First you must go read Yellowknife Photographer Pat’s blog post My Love/Hate Relationship with the Aurora.
My response is preach, brother preach. I get where Pat is coming from. You see one photo of the aurora, you have seen them all. I am guilty of being an “aurora chaser” going out night after night looking for the aurora to photograph. I don’t know why. Its not like I do much with the photos.
I’ll uploaded one or two on Flickr, maybe one to YkOnline’s Facebook Page and then they disappear into my archive.
It must be because aurora photography is not just about getting great photos of the aurora, which is nice, it is more about actually getting out and experiencing the wonders of the NWT on a consistent basis. For me anyways. Last week for example I ended up on Johnston Lake, which is way up an ice road. If it hadn’t of been for the aurora I would have not gone up there. I wouldn’t have seen a couple foxes, a lynx and heard an owl.
That said though, the aurora are the most marketable tourism product the NWT has to offer.
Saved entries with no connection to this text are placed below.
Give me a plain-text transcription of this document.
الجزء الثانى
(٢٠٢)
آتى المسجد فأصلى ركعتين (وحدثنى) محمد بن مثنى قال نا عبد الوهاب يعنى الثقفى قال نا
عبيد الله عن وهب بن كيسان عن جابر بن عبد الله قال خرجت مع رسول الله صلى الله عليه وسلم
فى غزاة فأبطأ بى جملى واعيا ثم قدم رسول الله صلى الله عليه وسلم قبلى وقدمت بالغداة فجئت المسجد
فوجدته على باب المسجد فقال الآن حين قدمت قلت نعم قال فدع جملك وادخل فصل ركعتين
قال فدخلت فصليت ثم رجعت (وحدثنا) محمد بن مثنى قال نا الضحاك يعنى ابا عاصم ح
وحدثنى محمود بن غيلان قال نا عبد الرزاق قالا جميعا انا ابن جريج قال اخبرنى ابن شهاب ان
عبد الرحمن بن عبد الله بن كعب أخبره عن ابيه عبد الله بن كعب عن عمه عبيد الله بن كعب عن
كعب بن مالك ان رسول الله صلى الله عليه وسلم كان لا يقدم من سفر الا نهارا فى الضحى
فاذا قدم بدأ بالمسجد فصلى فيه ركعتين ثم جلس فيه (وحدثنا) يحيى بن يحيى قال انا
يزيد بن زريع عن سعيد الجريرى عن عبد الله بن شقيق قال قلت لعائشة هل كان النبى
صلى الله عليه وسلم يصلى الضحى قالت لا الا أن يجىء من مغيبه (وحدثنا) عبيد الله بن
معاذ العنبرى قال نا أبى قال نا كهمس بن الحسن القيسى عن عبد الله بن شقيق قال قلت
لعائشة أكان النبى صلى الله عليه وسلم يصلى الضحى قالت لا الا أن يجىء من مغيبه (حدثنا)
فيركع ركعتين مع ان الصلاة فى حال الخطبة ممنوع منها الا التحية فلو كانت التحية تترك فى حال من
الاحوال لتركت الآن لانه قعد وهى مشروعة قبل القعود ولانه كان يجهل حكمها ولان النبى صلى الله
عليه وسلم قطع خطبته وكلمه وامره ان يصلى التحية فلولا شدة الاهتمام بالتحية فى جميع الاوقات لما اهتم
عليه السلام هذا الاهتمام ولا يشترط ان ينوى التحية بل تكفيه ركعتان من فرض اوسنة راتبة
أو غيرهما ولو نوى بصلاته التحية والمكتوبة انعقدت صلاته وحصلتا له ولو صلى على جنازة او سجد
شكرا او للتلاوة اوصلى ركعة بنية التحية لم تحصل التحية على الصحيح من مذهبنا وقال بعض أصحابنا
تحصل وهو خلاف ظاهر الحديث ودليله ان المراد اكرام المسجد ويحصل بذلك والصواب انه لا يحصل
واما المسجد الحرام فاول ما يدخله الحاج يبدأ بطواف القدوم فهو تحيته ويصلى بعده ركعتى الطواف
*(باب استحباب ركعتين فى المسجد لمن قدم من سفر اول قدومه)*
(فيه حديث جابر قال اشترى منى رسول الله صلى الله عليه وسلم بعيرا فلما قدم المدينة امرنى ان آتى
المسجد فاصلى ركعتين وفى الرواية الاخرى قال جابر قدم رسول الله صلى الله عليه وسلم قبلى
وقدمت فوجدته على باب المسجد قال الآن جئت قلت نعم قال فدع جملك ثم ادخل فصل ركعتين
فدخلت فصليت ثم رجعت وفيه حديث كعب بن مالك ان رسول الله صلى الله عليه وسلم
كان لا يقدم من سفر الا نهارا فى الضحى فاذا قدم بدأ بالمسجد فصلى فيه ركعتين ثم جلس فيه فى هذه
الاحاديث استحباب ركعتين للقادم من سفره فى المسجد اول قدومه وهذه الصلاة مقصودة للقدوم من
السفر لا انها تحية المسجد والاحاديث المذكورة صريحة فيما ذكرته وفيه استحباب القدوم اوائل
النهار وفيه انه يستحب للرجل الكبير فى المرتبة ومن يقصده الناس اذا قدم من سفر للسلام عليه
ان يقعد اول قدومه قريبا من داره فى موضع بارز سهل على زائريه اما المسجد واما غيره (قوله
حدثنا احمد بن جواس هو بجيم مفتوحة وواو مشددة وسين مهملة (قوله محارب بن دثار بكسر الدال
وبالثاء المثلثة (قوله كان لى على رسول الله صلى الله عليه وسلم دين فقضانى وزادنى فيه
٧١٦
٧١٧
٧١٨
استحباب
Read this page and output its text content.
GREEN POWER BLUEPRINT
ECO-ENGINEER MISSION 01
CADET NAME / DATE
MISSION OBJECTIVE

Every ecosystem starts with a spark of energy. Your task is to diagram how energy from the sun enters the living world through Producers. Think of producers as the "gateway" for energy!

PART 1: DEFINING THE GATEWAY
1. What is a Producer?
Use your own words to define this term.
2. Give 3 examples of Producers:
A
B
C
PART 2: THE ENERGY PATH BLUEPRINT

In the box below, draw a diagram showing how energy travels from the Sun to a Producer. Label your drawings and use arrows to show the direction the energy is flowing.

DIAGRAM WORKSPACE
People, whether we agree or not, find the aurora borealis fascinating and spectacular and want to see it in person. So in order for us to convince them to come to the NWT and spend their money here, we need to show them that we have the best lights show in the world. This involves photos. This involves us as local ambassadors to talk and show how great they are.
I completely agree with Pat on the front that the NWT also has amazing people and culture. Personally I love documenting people more than the aurora. People can tell stories… the aurora are – and to quote Pat – green blobs.
The solution I see, not that there needs to be one, is capture people with the aurora, bring them north to see them and then expose them to the north’s rich culture, history and people.